To those who still question this called life, your not alone.
What’s the point of it all?
A common question I get from people that I meet with silence because I still am not sure. I know a lot of things about life; relationships from male and female perspectives, love and the impact it has on human’s, death and transformation and all different life concepts that could alleviate pain.
When it comes to life itself, what I know is just theories in the larger scheme of it all.
Because just when I thought I found the love, I am proved again it’s just a stepping stone. Only when I thought I’ve got a hold on self-acceptance something is revealed to me about myself that I had no previous idea existed.
However, I still get up every day with the same questions. I’m not the type of person to throw the towel in and chalk it up as “shit I’ll never know or have time to understand” and get back to work. No, I don’t want to be that person whether I get a straight answer about life or not.
I’d rather stay in questioning, working in my mental lab piecing together the small fractions of pieces I get every day. Because life is meant to be figured out, it gives just enough information to keep you asking the right questions and the right time.
I’ve learned more in the last year than I have ever in my life and the only difference between last year was that I had enough of living life not knowing myself. Since I’ve started really figuring out who I AM, I have learned more and more about what life may be about.
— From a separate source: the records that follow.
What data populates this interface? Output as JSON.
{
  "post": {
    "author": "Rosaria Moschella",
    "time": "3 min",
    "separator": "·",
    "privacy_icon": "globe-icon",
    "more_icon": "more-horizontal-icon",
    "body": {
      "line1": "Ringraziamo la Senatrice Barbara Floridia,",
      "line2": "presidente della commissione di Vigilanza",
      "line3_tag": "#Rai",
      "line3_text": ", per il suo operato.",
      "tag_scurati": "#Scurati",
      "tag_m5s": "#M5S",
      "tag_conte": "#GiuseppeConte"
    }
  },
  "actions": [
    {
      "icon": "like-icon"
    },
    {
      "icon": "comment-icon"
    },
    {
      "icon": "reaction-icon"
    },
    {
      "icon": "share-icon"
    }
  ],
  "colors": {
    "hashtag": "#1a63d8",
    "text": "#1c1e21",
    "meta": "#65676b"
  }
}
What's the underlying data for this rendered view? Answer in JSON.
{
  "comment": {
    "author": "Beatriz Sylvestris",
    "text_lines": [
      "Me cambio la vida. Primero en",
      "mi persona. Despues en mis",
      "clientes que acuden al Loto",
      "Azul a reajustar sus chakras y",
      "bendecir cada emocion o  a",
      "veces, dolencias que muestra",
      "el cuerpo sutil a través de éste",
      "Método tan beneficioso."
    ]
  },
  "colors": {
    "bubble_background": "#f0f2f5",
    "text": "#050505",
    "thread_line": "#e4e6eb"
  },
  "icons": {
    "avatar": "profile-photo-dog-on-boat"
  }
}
But I’m right there in the deep ocean with everyone else, with the women who knows nothing about herself, twenty-somethings drinking themselves to sleep and the psychologists who write books to assist everyone else.
What I’ve realized about life is no matter how much you know, there’s still so much remained untouched by the human mind. No matter how much you think you know yourself, there could be a whole other aspect of yourself sitting and waiting to be found.
This path may have no specific destination, it may not show up with a partner of my dreams or a picket fence.
This path may very well end with me on my deathbed saying “Yeah, I still don’t know but at least I spent every day figuring it out.”